If I didn't give you to these people, you would die with me, there isn't anything I can do about my death, that's my gift as you would call it. I see the inevitable, I can't change the futures I see, unless I am given an alternate strand to follow. I was given that strand for you, and it was a bright one. You have an amazing future ahead of you, and I know you will see your Auntie real soon, if you haven't seen her already. She should be moving into that little town I'm leaving you in, for me it's what looks like sixteen years away. I can see what you look like, reading this right now, you look just like your daddy. Red hair and all. He is going to die in a car crash, it will be quick for him, don't you worry. I'll save you the details on my death, just know I couldn't escape it, and it's not genetic.

I felt the morbidness of the letter sinking in, never had I thought that my parents would be dead, and even worse that my mother would have the ability to predict it but never prevent it. Some part of my heart panged with the realization, and the idea that I so closely resembled my birth father made the pain of that loss deepen. I wiped away a couple of tears before they could hit the page and smudge the decade and a half old ink.

Now your Grandmama Cynthia has made some arrangements to ensure you have a good life, and if you go lookin for the family that you will be met with blessings. I made sure to enclose a family tree for you, but I know it's incomplete, that's on account for the murder of your Great Grandmama, it was never solved but your Auntie knows who did it, that's why she got locked away. I'm sorry for leaving you with so little answers my sweet bird, but I don't have much time to write this if I am hoping to give you a good life. That new mama of yours should live a nice long time, I see her walking you down that aisle someday as long as everything goes according to plan sweet pea. You're waking up now, and I want to spend every second with you that I can before I need to leave.
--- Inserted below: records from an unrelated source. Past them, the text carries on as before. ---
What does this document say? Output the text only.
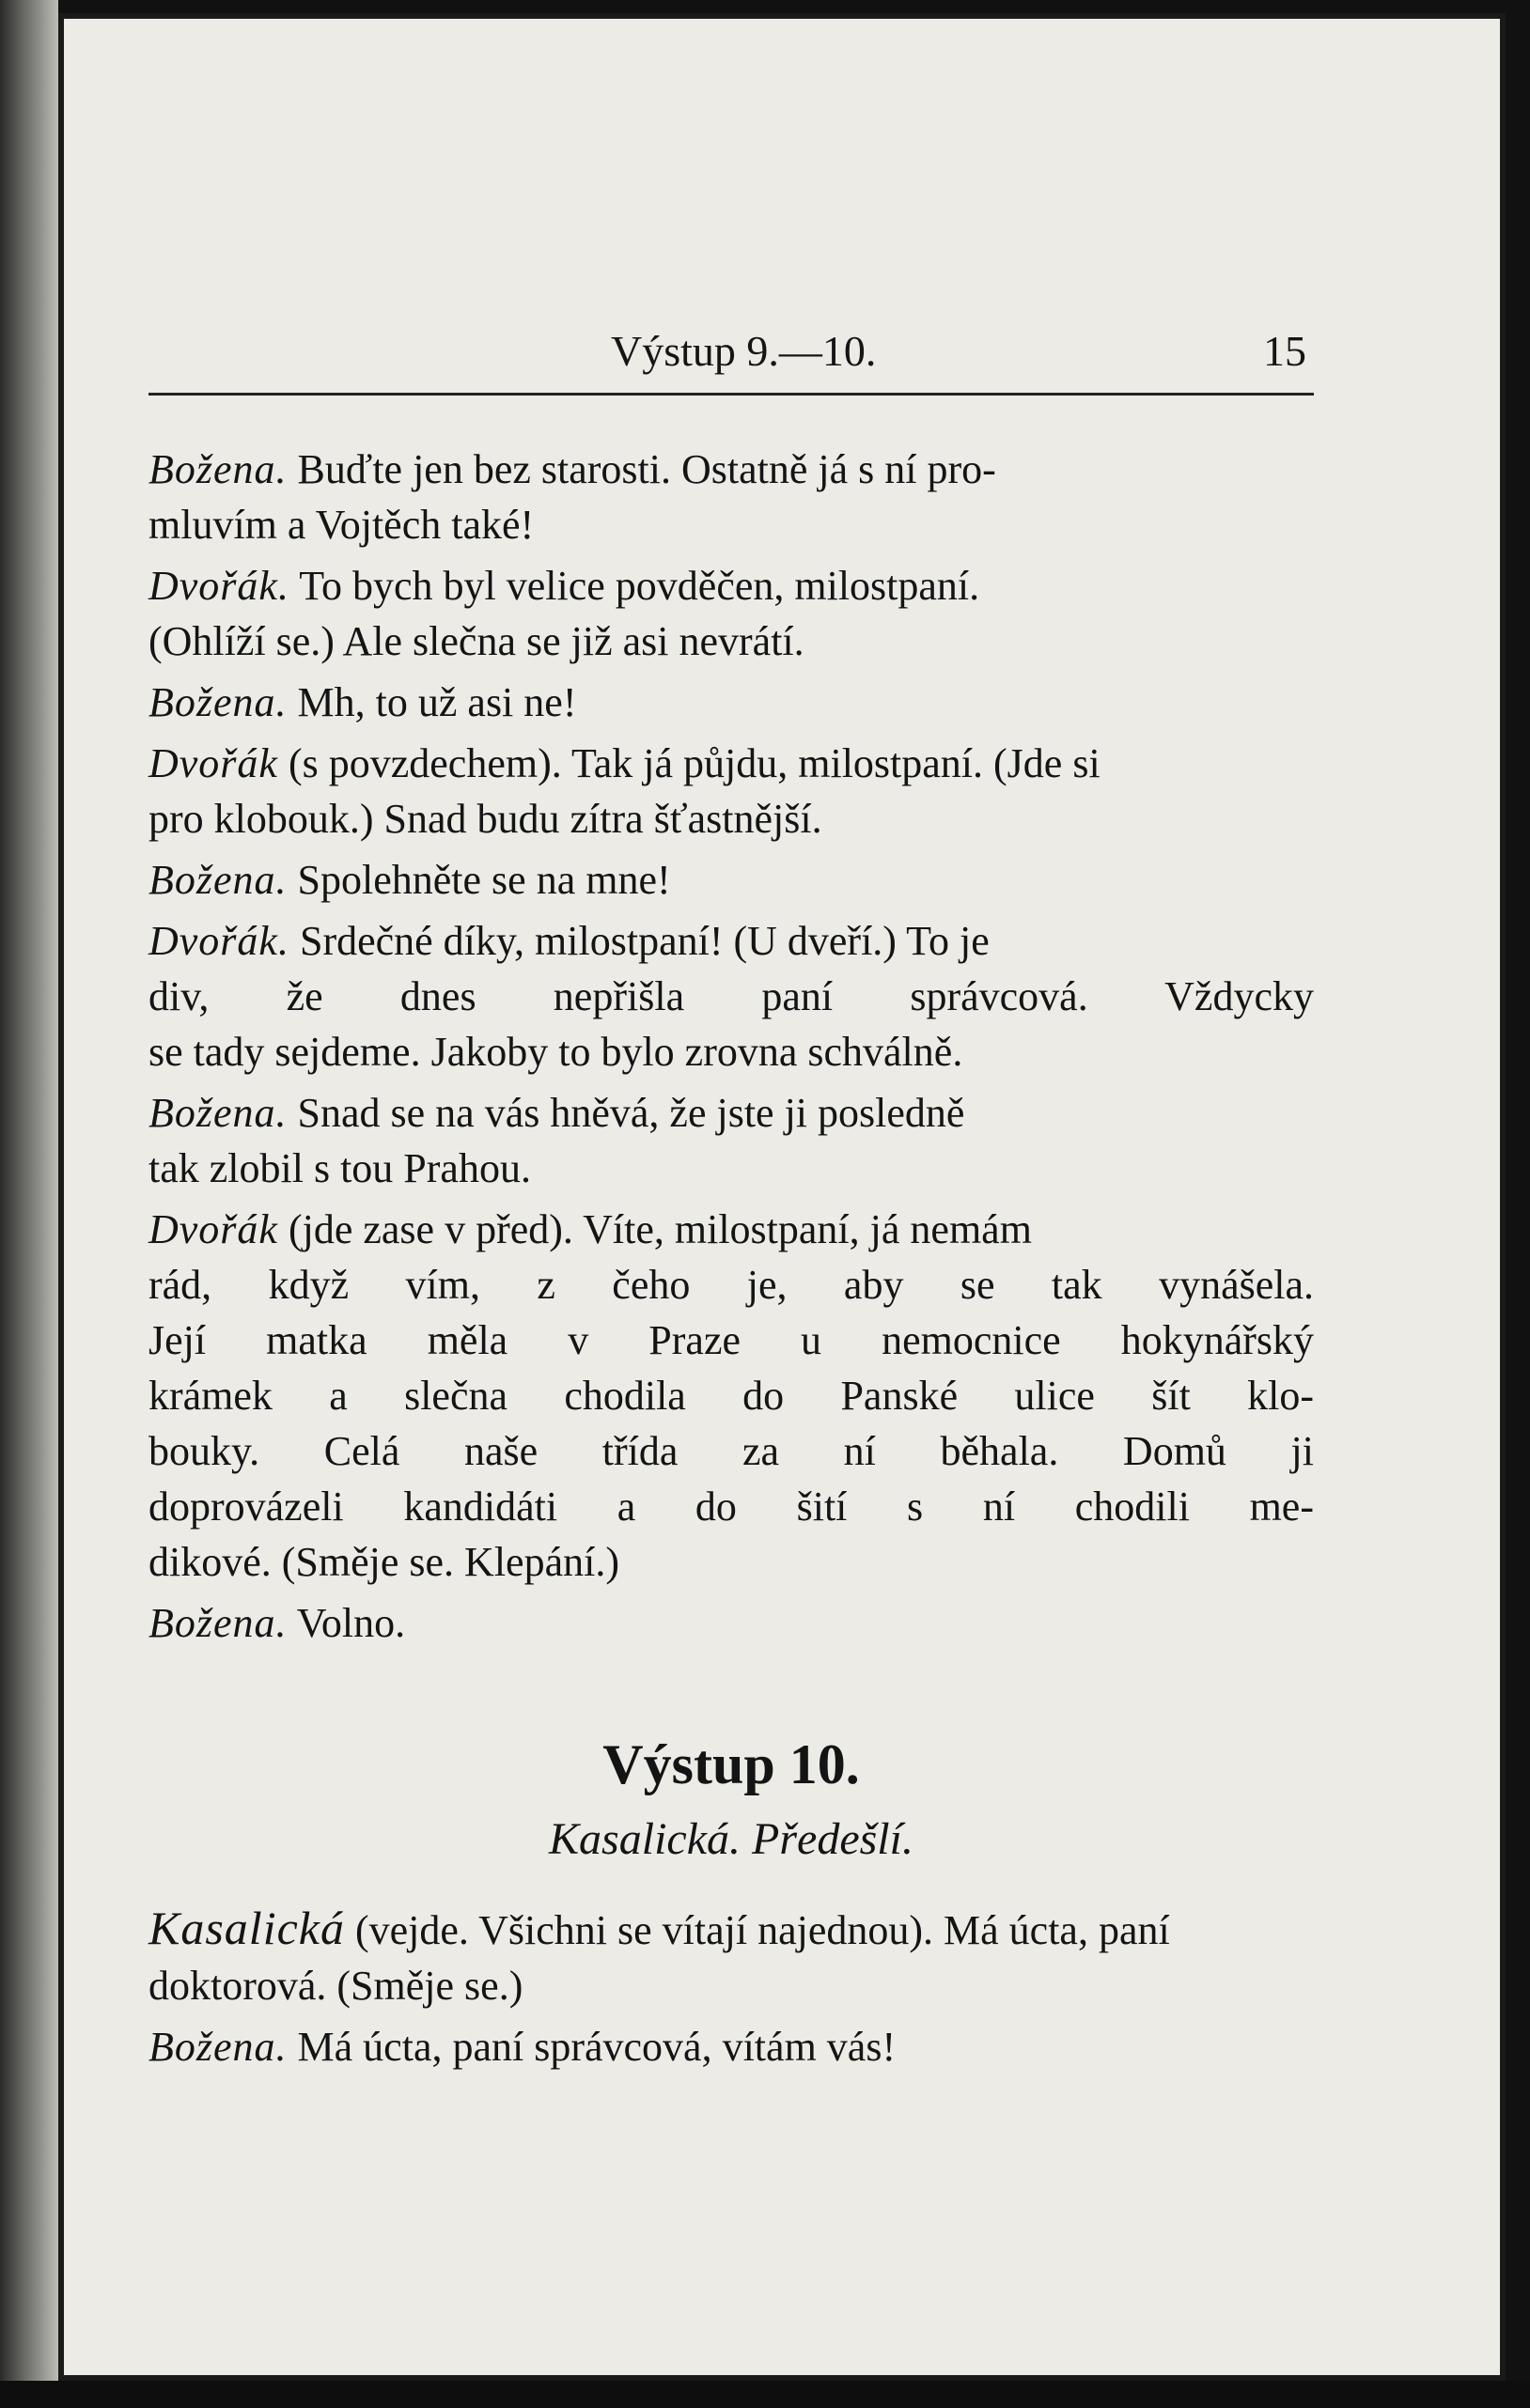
Výstup 9.—10.	15
Božena. Buďte jen bez starosti. Ostatně já s ní pro-

mluvím a Vojtěch také!
Dvořák. To bych byl velice povděčen, milostpaní.

(Ohlíží se.) Ale slečna se již asi nevrátí.
Božena. Mh, to už asi ne!
Dvořák (s povzdechem). Tak já půjdu, milostpaní. (Jde si

pro klobouk.) Snad budu zítra šťastnější.
Božena. Spolehněte se na mne!
Dvořák. Srdečné díky, milostpaní! (U dveří.) To je

div, že dnes nepřišla paní správcová. Vždycky
se tady sejdeme. Jakoby to bylo zrovna schválně.
Božena. Snad se na vás hněvá, že jste ji posledně

tak zlobil s tou Prahou.
Dvořák (jde zase v před). Víte, milostpaní, já nemám

rád, když vím, z čeho je, aby se tak vynášela.
Její matka měla v Praze u nemocnice hokynářský
krámek a slečna chodila do Panské ulice šít klo-
bouky. Celá naše třída za ní běhala. Domů ji
doprovázeli kandidáti a do šití s ní chodili me-
dikové. (Směje se. Klepání.)
Božena. Volno.
Výstup 10.
Kasalická. Předešlí.
Kasalická (vejde. Všichni se vítají najednou). Má úcta, paní

doktorová. (Směje se.)
Božena. Má úcta, paní správcová, vítám vás!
With Love and Well Wishes,

Ally Marie Brandon

I suppressed the tears that fought harder, my breath caught in my lungs. I felt all of the love that my birth mom had intended to give me pouring out from this letter. With a shaky sigh I pulled the supposed photo of my Aunt from where I had set it, my heart racing as the words on the back came into focus. Mary Brandon and Cynthia Brandon at Macy's on 6th Ave NYC Christmas 1918. The handwriting was so similar to my own I nearly sobbed, but that sob died in my throat as I turned the photo over and saw the face staring back at me. My whole world crumbled around me, everything I knew spun like a top, leaving me dizzy and breathless.

Alice Cullen had barely changed, even in the last eighty plus years.